With the miniaturization of electronic devices, the electronic components used therein have also become progressively smaller and of higher performance, and the components are automatically mounted on printed circuit boards during assembly of the electronic devices. Surface-mounted electronic components are housed in carrier tape with pockets that are consecutively formed by thermoforming in accordance with the shapes of the electronic components. After loading the electronic components, a cover film is laid as a lid material over the top surface of the carrier tape, and the ends of the cover film are continuously heat-sealed in the longitudinal direction with a heated seal bar to form packages. As the cover film material, one having a heat seal layer of thermoplastic resin laminated onto a biaxially stretched polyester film substrate is used. The carrier tape is a thermoplastic resin, such as a polystyrene or a polycarbonate.
In recent years, electronic components such as capacitors, resistors, IC's, LED's, connectors and switching elements have become increasingly smaller, lighter and thinner, and it has become increasingly difficult to achieve the desired performance when peeling cover films to remove the electronic components contained inside from the packages. In particular, the peel strength when peeling the cover film from the carrier tape should continuously be within a certain range of values. The smaller and lighter the electronic components to be housed become, the more likely that the electronic components will fly out due to vibrations when peeling, resulting in problems during the mounting process.
In other words, when mounting components during the production of electronic devices and the like, the cover film is peeled from the carrier tape by an automatic peeling device, but if the peel strength is too strong, the cover film can be torn, and if too weak, the cover film may separate from the carrier tape during carrier transport, causing the electronic components inside to spill out. In particular, with the sudden increases in mounting speed, the peel speed of cover films has become very fast, with takt times of 0.1 seconds or less, and large impact stresses are applied to the cover film during peeling. As a result, the problem known as “film rupture” wherein the cover film is severed can occur.

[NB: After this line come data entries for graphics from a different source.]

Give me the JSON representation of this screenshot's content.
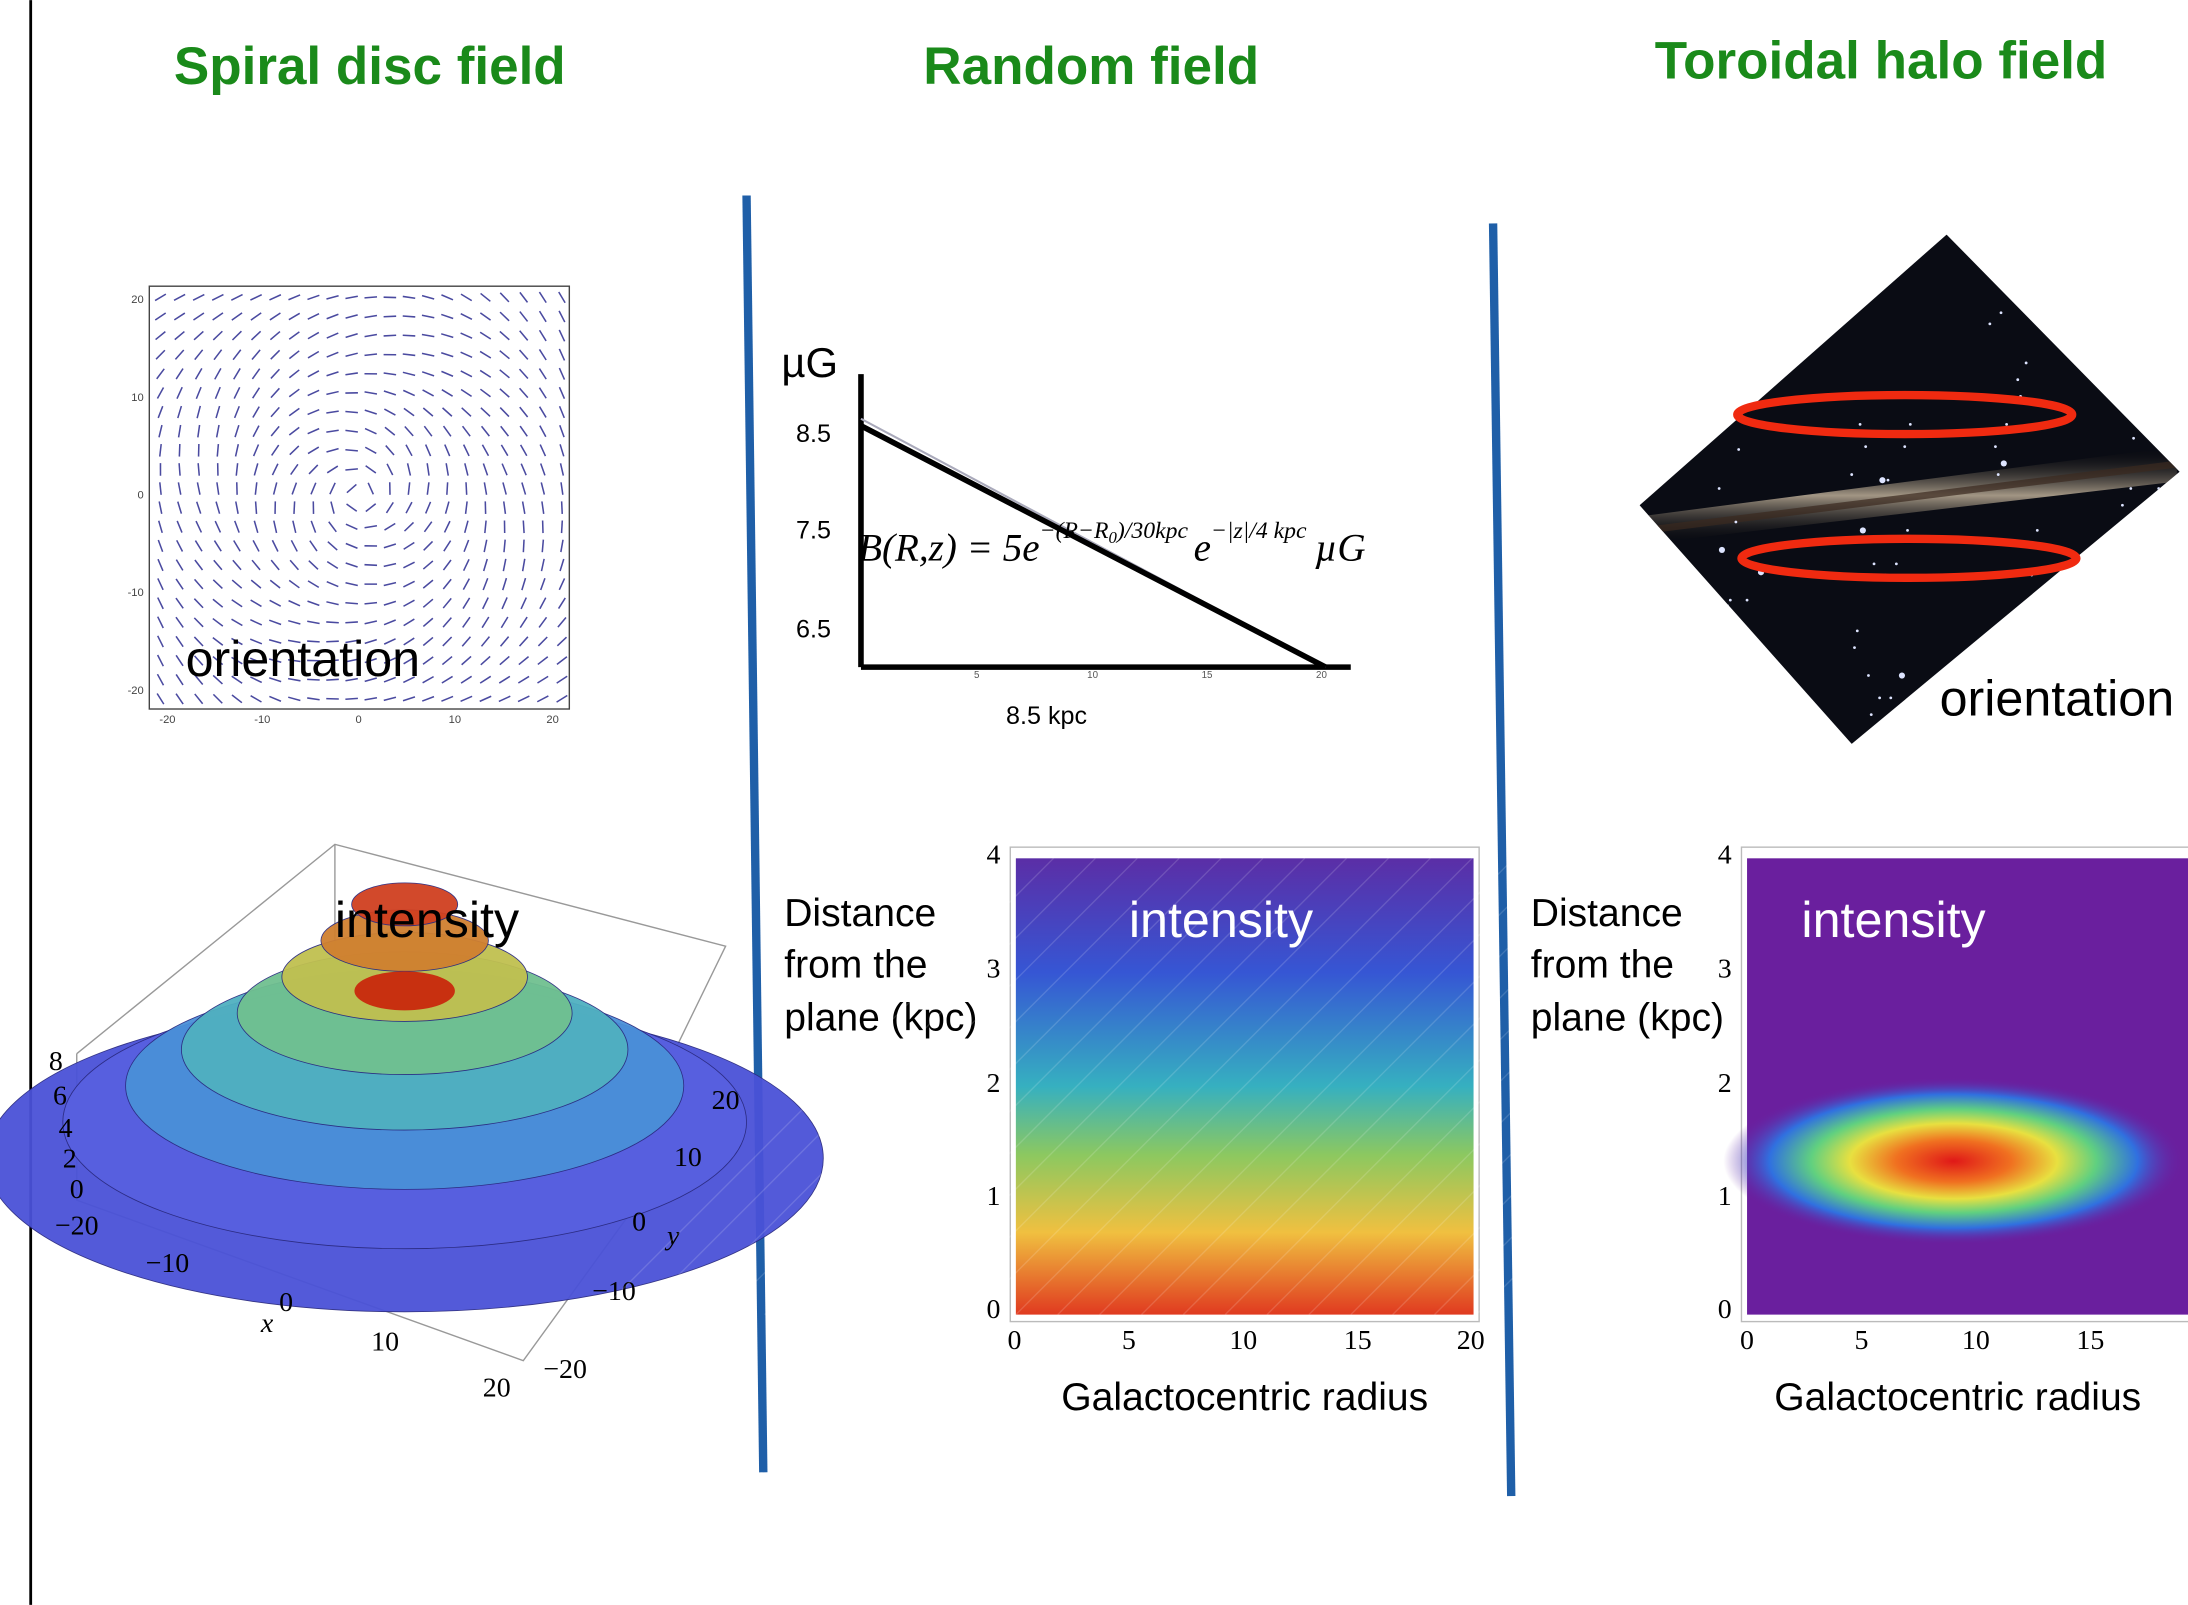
{
  "panels": [
    {
      "title": "Spiral disc field",
      "orientation_plot": {
        "label": "orientation",
        "yticks": [
          "20",
          "10",
          "0",
          "-10",
          "-20"
        ],
        "xticks": [
          "-20",
          "-10",
          "0",
          "10",
          "20"
        ]
      },
      "intensity_plot": {
        "label": "intensity",
        "zticks": [
          "8",
          "6",
          "4",
          "2",
          "0"
        ],
        "xticks": [
          "−20",
          "−10",
          "0",
          "10",
          "20"
        ],
        "x_label": "x",
        "yticks": [
          "20",
          "10",
          "0",
          "−10",
          "−20"
        ],
        "y_label": "y"
      }
    },
    {
      "title": "Random field",
      "profile": {
        "unit": "µG",
        "yticks": [
          "8.5",
          "7.5",
          "6.5"
        ],
        "xticks": [
          "5",
          "10",
          "15",
          "20"
        ],
        "x_label": "8.5 kpc",
        "formula": {
          "lhs": "B(R,z) = 5e",
          "exp1": "−(R−R",
          "exp1_sub": "0",
          "exp1_end": ")/30kpc",
          "e2": "e",
          "exp2": "−|z|/4 kpc",
          "unit": "µG"
        }
      },
      "intensity_plot": {
        "label": "intensity",
        "y_label": [
          "Distance",
          "from the",
          "plane (kpc)"
        ],
        "yticks": [
          "4",
          "3",
          "2",
          "1",
          "0"
        ],
        "xticks": [
          "0",
          "5",
          "10",
          "15",
          "20"
        ],
        "x_label": "Galactocentric radius"
      }
    },
    {
      "title": "Toroidal halo field",
      "orientation_label": "orientation",
      "intensity_plot": {
        "label": "intensity",
        "y_label": [
          "Distance",
          "from the",
          "plane (kpc)"
        ],
        "yticks": [
          "4",
          "3",
          "2",
          "1",
          "0"
        ],
        "xticks": [
          "0",
          "5",
          "10",
          "15"
        ],
        "x_label": "Galactocentric radius"
      }
    }
  ]
}
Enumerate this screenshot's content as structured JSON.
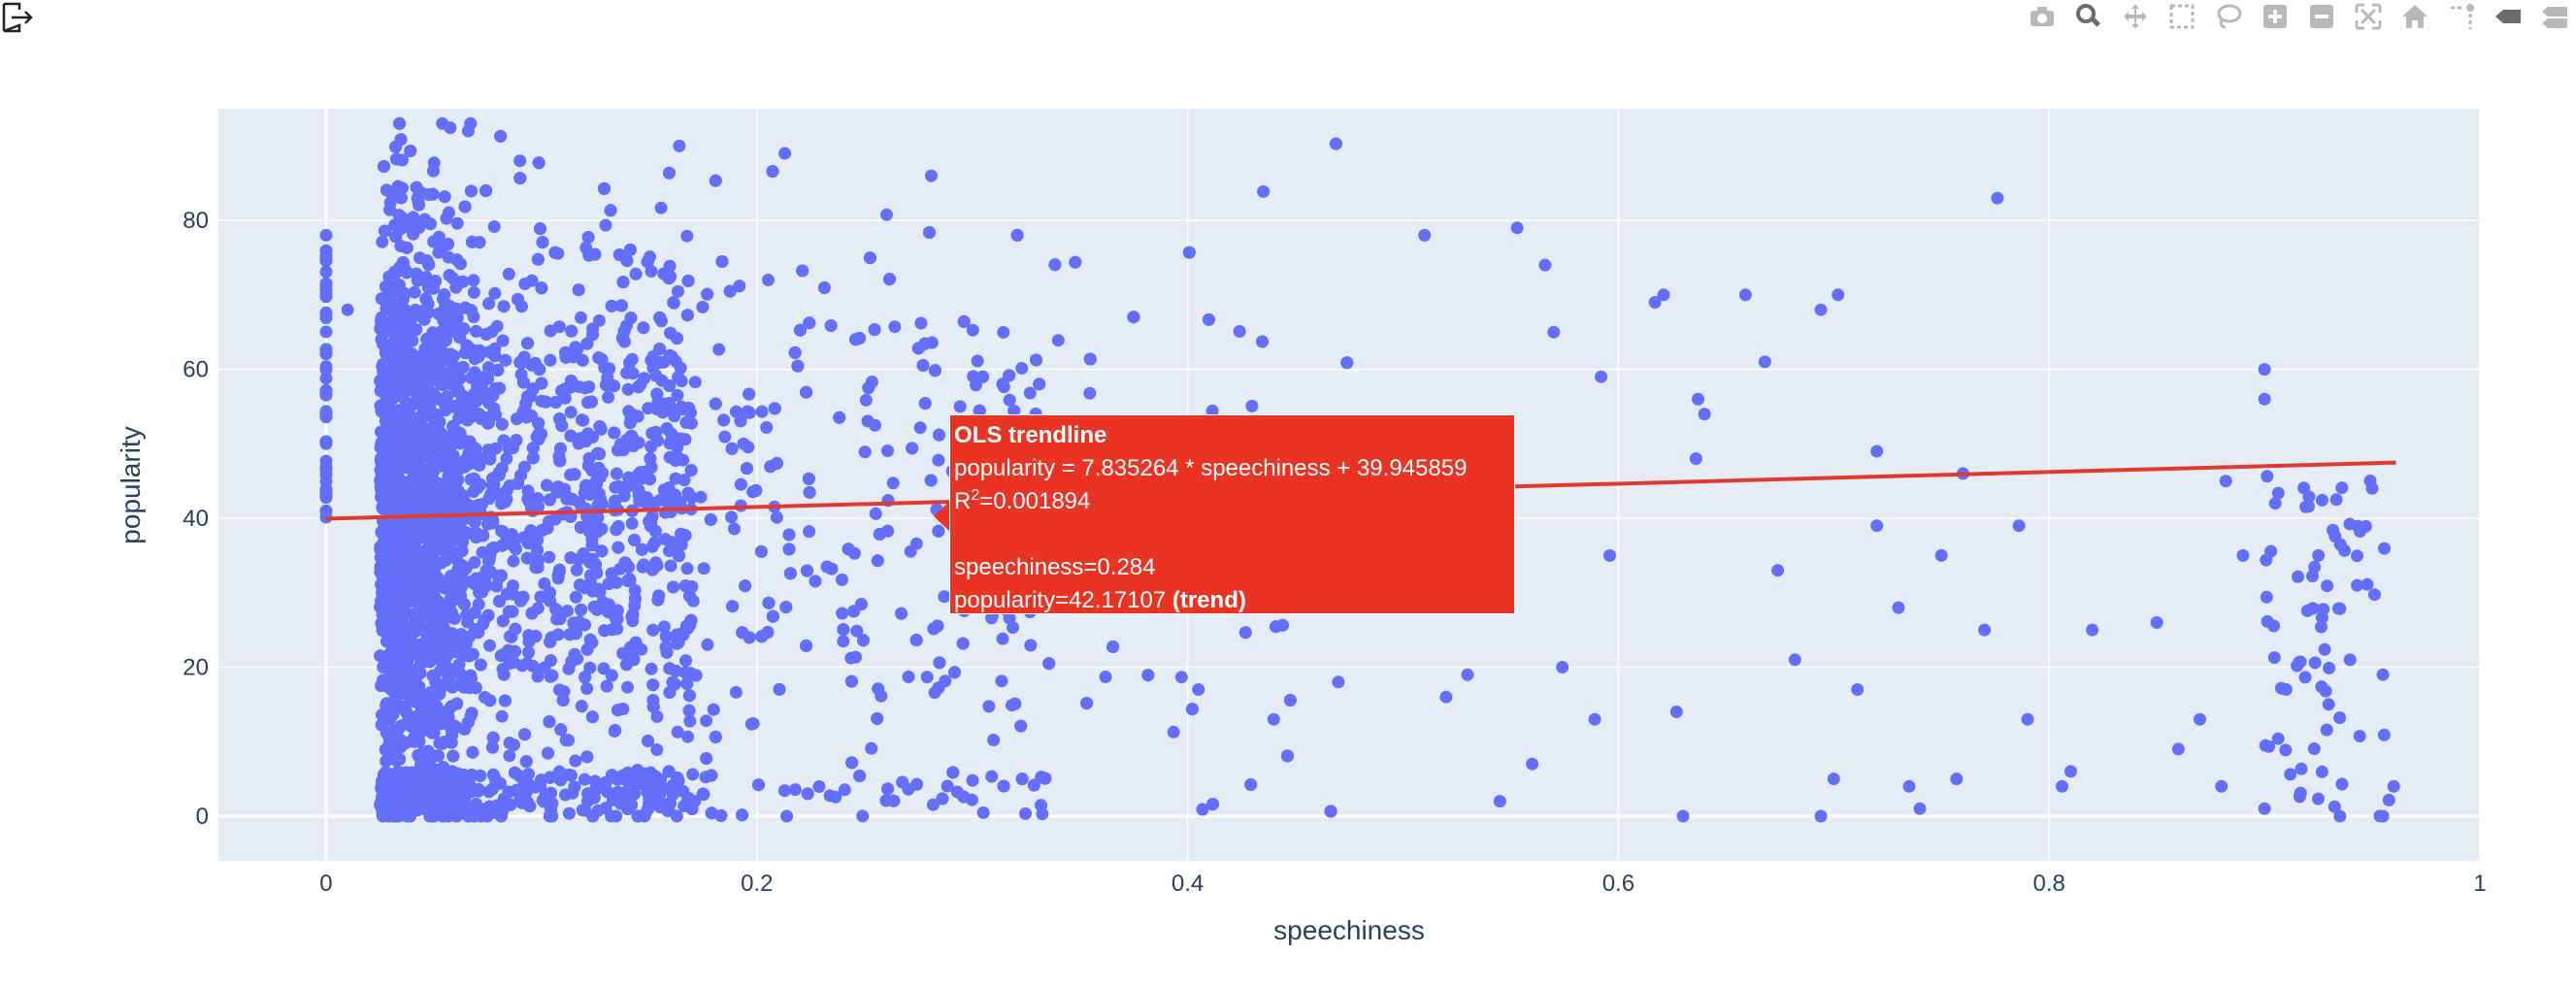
{
  "colors": {
    "plot_bg": "#e5ecf6",
    "grid": "#ffffff",
    "points": "#636efa",
    "trendline": "#e03a2f",
    "hover_bg": "#ea3322",
    "text": "#2a3f5f",
    "modebar_icon": "#b8b8b8",
    "modebar_active": "#6b6b6b"
  },
  "modebar": {
    "buttons": [
      {
        "name": "camera-icon",
        "active": false
      },
      {
        "name": "zoom-icon",
        "active": true
      },
      {
        "name": "pan-icon",
        "active": false
      },
      {
        "name": "box-select-icon",
        "active": false
      },
      {
        "name": "lasso-select-icon",
        "active": false
      },
      {
        "name": "zoom-in-icon",
        "active": false
      },
      {
        "name": "zoom-out-icon",
        "active": false
      },
      {
        "name": "autoscale-icon",
        "active": false
      },
      {
        "name": "reset-axes-icon",
        "active": false
      },
      {
        "name": "spike-lines-icon",
        "active": false
      },
      {
        "name": "hover-closest-icon",
        "active": true
      },
      {
        "name": "hover-compare-icon",
        "active": false
      }
    ]
  },
  "chart_data": {
    "type": "scatter",
    "title": "",
    "xlabel": "speechiness",
    "ylabel": "popularity",
    "xlim": [
      -0.05,
      1.0
    ],
    "ylim": [
      -6,
      95
    ],
    "xticks": [
      0,
      0.2,
      0.4,
      0.6,
      0.8,
      1
    ],
    "xtick_labels": [
      "0",
      "0.2",
      "0.4",
      "0.6",
      "0.8",
      "1"
    ],
    "yticks": [
      0,
      20,
      40,
      60,
      80
    ],
    "ytick_labels": [
      "0",
      "20",
      "40",
      "60",
      "80"
    ],
    "grid": true,
    "legend": "none",
    "trendline": {
      "type": "OLS",
      "slope": 7.835264,
      "intercept": 39.945859,
      "r_squared": 0.001894,
      "x_range": [
        0,
        0.961
      ]
    },
    "scatter_summary": {
      "dense_band_x": [
        0.022,
        0.3
      ],
      "y_range": [
        0,
        93
      ],
      "approx_point_count": 6000
    },
    "sample_points": [
      [
        0.0,
        78
      ],
      [
        0.0,
        70
      ],
      [
        0.0,
        60
      ],
      [
        0.0,
        50
      ],
      [
        0.0,
        41
      ],
      [
        0.01,
        68
      ],
      [
        0.054,
        93
      ],
      [
        0.066,
        92
      ],
      [
        0.164,
        90
      ],
      [
        0.213,
        89
      ],
      [
        0.09,
        88
      ],
      [
        0.281,
        86
      ],
      [
        0.776,
        83
      ],
      [
        0.51,
        78
      ],
      [
        0.553,
        79
      ],
      [
        0.566,
        74
      ],
      [
        0.617,
        69
      ],
      [
        0.621,
        70
      ],
      [
        0.659,
        70
      ],
      [
        0.694,
        68
      ],
      [
        0.702,
        70
      ],
      [
        0.57,
        65
      ],
      [
        0.592,
        59
      ],
      [
        0.668,
        61
      ],
      [
        0.9,
        60
      ],
      [
        0.9,
        56
      ],
      [
        0.637,
        56
      ],
      [
        0.64,
        54
      ],
      [
        0.72,
        49
      ],
      [
        0.636,
        48
      ],
      [
        0.76,
        46
      ],
      [
        0.786,
        39
      ],
      [
        0.72,
        39
      ],
      [
        0.882,
        45
      ],
      [
        0.905,
        42
      ],
      [
        0.95,
        44
      ],
      [
        0.596,
        35
      ],
      [
        0.674,
        33
      ],
      [
        0.73,
        28
      ],
      [
        0.75,
        35
      ],
      [
        0.77,
        25
      ],
      [
        0.82,
        25
      ],
      [
        0.85,
        26
      ],
      [
        0.89,
        35
      ],
      [
        0.925,
        35
      ],
      [
        0.943,
        31
      ],
      [
        0.574,
        20
      ],
      [
        0.682,
        21
      ],
      [
        0.711,
        17
      ],
      [
        0.79,
        13
      ],
      [
        0.86,
        9
      ],
      [
        0.87,
        13
      ],
      [
        0.91,
        17
      ],
      [
        0.955,
        19
      ],
      [
        0.589,
        13
      ],
      [
        0.627,
        14
      ],
      [
        0.52,
        16
      ],
      [
        0.53,
        19
      ],
      [
        0.47,
        18
      ],
      [
        0.44,
        13
      ],
      [
        0.405,
        17
      ],
      [
        0.7,
        5
      ],
      [
        0.74,
        1
      ],
      [
        0.806,
        4
      ],
      [
        0.81,
        6
      ],
      [
        0.88,
        4
      ],
      [
        0.9,
        1
      ],
      [
        0.935,
        0
      ],
      [
        0.96,
        4
      ],
      [
        0.955,
        0
      ],
      [
        0.63,
        0
      ],
      [
        0.694,
        0
      ],
      [
        0.735,
        4
      ],
      [
        0.757,
        5
      ],
      [
        0.56,
        7
      ],
      [
        0.545,
        2
      ]
    ]
  },
  "hover": {
    "title": "OLS trendline",
    "equation": "popularity = 7.835264 * speechiness + 39.945859",
    "r2_prefix": "R",
    "r2_sup": "2",
    "r2_value": "=0.001894",
    "x_line": "speechiness=0.284",
    "y_line": "popularity=42.17107",
    "y_suffix": "(trend)",
    "x": 0.284,
    "y": 42.17107
  }
}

As a measure against this kind of film rupture, a method of providing a layer of polypropylene, nylon or polyurethane excelling in impact resistance or tear propagation resistance between a substrate of a biaxially stretched polyester film or the like and a sealant layer has been proposed (see Patent Documents 1 to 3). Additionally, a method of preventing propagation of stress to the substrate layer by using a metallocene linear low-density polyethylene with a certain specific gravity as the intermediate layer to lower the Young's modulus of an adhesive layer between this intermediate layer and the substrate layer has been proposed (see Patent Document 4). However, even with these methods, it is difficult to suppress film ruptures during high-speed peeling such as 100 m per minute.
Additionally, packages for housing electronic components need to be baked in order to remove moisture contained in the sealing resins. In order to improve the productivity of such electronic components, the baking temperature must be raised to shorten the baking time. Recently, baking has usually been performed for 72 hours in a 60° C. environment or for 24 hours in a 80° C. environment with a cover film heat-sealed to a carrier tape. In such cases, the electronic components may adhere to the heat-seal surfaces of the cover film, causing mounting defects when mounting the components on a substrate. However, such problems of component adherence have not been sufficiently considered conventionally.